Bring Them into Your Company’s Mission Statement

Remember what we said about millennials wanting to belong? If you can develop a mission statement that addresses some of their concerns, be it in the realm of technology or other interests, they will see that you understand them and are on their side. You don’t need to necessarily redesign an existing mission statement — just include this newer generation.

Develop Strong Content

Millennials have been inundated with pop-up advertisements and whatnot since they were practically in diapers, and they find such things to be an annoyance more than anything else. What you want to focus on, instead, is the development of strong content that will grab their attention and draw them to your site. Also, make sure that the posting of such content is done on a consistent basis.

Heavily Utilize Social Media 

On a personal level, you may sometimes dislike social media… but as a marketer, you must learn to embrace it. The millennial generation is the generation of social media and if you’re not hitting these avenues hard and often, you’re missing out. We suggest engagement on a daily basis, and on at least the “big two” — Facebook and Twitter — in addition to at least a couple of others, if possible. Just don’t overdo it, or this strategy may backfire.
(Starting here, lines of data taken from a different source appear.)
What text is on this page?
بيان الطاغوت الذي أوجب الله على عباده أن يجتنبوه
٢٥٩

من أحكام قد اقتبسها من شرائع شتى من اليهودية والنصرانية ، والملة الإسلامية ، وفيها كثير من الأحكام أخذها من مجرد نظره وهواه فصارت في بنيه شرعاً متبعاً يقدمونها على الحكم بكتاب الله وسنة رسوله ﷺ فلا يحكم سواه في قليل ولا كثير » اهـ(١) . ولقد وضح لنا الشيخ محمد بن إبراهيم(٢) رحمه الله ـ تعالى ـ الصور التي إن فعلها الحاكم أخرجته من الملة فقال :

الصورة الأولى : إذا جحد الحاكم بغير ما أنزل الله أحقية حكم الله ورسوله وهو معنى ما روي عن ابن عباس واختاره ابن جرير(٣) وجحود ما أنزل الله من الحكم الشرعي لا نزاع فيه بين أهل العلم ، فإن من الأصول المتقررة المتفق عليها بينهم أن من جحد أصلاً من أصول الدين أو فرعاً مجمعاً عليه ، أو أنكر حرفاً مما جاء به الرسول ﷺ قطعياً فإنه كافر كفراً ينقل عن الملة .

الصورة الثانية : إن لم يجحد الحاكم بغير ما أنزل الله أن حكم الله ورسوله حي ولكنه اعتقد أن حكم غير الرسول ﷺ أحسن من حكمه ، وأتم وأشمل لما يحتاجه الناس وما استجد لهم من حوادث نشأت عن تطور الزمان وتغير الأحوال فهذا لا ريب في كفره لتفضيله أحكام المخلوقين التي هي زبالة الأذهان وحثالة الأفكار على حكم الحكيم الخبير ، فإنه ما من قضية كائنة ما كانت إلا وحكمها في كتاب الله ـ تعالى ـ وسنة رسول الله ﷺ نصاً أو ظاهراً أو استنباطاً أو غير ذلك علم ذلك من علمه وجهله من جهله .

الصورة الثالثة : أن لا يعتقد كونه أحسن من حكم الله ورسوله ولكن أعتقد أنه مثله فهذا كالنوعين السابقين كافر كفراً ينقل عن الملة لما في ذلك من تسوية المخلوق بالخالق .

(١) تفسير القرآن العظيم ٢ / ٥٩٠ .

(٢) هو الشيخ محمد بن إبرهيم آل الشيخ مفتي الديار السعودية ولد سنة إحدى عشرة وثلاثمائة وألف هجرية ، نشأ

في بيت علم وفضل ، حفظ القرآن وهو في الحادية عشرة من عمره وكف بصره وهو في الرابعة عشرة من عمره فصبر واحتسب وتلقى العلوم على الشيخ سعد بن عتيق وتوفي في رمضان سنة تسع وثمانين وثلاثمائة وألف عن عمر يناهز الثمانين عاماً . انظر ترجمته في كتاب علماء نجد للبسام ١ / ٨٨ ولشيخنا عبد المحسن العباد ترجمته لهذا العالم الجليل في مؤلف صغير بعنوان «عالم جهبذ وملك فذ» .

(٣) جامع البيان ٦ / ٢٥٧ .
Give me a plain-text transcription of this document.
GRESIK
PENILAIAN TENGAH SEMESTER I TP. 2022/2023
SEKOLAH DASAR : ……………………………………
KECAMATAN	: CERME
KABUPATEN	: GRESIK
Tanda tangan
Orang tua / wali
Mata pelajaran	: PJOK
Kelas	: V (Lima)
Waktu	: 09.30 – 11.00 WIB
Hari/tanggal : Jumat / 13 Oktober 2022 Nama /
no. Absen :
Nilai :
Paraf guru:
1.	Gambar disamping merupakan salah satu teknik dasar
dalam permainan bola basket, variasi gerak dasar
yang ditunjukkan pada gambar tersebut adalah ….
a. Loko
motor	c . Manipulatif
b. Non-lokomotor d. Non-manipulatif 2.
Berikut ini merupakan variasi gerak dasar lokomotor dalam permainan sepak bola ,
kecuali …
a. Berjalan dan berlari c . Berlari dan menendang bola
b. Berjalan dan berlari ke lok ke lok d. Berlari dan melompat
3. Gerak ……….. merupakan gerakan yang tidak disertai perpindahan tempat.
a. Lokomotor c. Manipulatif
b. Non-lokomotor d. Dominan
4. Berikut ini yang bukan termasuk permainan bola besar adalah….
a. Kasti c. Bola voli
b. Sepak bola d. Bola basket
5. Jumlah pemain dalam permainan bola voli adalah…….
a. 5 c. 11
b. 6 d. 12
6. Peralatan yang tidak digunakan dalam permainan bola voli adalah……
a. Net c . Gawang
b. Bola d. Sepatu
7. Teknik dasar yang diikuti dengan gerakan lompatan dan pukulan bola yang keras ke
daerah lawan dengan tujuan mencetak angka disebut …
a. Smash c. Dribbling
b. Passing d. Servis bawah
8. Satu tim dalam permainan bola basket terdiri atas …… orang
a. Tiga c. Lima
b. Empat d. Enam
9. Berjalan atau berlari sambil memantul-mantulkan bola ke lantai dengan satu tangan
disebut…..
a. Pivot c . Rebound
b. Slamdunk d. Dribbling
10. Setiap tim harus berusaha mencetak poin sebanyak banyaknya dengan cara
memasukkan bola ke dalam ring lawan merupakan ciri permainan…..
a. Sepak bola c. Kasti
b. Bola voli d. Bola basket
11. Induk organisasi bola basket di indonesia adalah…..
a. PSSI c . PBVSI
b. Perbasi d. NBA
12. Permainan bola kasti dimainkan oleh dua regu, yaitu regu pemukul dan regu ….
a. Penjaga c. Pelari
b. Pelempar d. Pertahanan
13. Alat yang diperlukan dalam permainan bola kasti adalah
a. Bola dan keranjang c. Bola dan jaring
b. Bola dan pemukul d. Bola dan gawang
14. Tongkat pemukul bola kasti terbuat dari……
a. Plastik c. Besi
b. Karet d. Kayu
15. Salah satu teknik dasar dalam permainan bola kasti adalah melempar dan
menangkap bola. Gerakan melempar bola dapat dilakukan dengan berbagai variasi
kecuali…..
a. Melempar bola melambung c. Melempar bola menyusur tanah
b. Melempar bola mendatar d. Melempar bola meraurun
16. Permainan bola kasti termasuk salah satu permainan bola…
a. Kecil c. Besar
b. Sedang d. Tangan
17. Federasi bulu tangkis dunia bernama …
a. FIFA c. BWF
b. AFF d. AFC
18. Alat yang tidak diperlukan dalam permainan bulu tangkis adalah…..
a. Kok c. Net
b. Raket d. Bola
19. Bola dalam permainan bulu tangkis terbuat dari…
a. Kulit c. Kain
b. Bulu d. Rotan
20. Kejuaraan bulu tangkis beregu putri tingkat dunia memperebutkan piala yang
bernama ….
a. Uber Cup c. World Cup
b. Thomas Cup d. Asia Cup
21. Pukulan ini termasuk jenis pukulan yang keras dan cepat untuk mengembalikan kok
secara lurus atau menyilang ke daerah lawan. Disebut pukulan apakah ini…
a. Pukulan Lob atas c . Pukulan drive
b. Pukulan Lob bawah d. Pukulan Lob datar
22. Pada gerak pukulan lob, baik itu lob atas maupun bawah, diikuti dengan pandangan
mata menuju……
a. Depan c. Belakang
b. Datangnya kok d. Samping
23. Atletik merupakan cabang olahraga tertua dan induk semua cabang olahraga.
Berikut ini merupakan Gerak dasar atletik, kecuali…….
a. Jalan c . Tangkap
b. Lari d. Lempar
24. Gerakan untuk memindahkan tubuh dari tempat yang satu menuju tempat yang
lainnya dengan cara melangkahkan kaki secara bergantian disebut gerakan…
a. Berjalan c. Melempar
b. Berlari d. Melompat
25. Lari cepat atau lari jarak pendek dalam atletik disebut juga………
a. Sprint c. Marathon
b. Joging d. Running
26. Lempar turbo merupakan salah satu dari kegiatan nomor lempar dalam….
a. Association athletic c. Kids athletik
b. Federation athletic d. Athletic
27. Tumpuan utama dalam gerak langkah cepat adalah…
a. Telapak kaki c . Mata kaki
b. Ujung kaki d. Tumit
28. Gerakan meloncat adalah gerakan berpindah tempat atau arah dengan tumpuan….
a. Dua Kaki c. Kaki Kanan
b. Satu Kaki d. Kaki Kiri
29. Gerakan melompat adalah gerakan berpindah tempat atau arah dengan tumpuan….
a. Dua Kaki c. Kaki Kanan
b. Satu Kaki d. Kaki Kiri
Improve Your Website’s Navigation

Millennials know technology. They’ve grown up with navigating websites, and if they visit one that doesn’t allow them to quickly and effectively find what they’re looking for, they will move on. Also, keep in mind that much of this engagement will be done on smart phones, so optimizing your site for mobile is essential. Fail at this and you can kiss your profits goodbye.

Communicate Whenever Possible

If you can find a way to engage with millennials, they’ll be more attracted to your company. This can be done on social media platforms like Facebook to good effect. You don’t have to answer every single message, but the more you can interact with your customer base and make them feel important, the better. It’s also a good idea to solve any problems that customers mention on review sites like Yelp.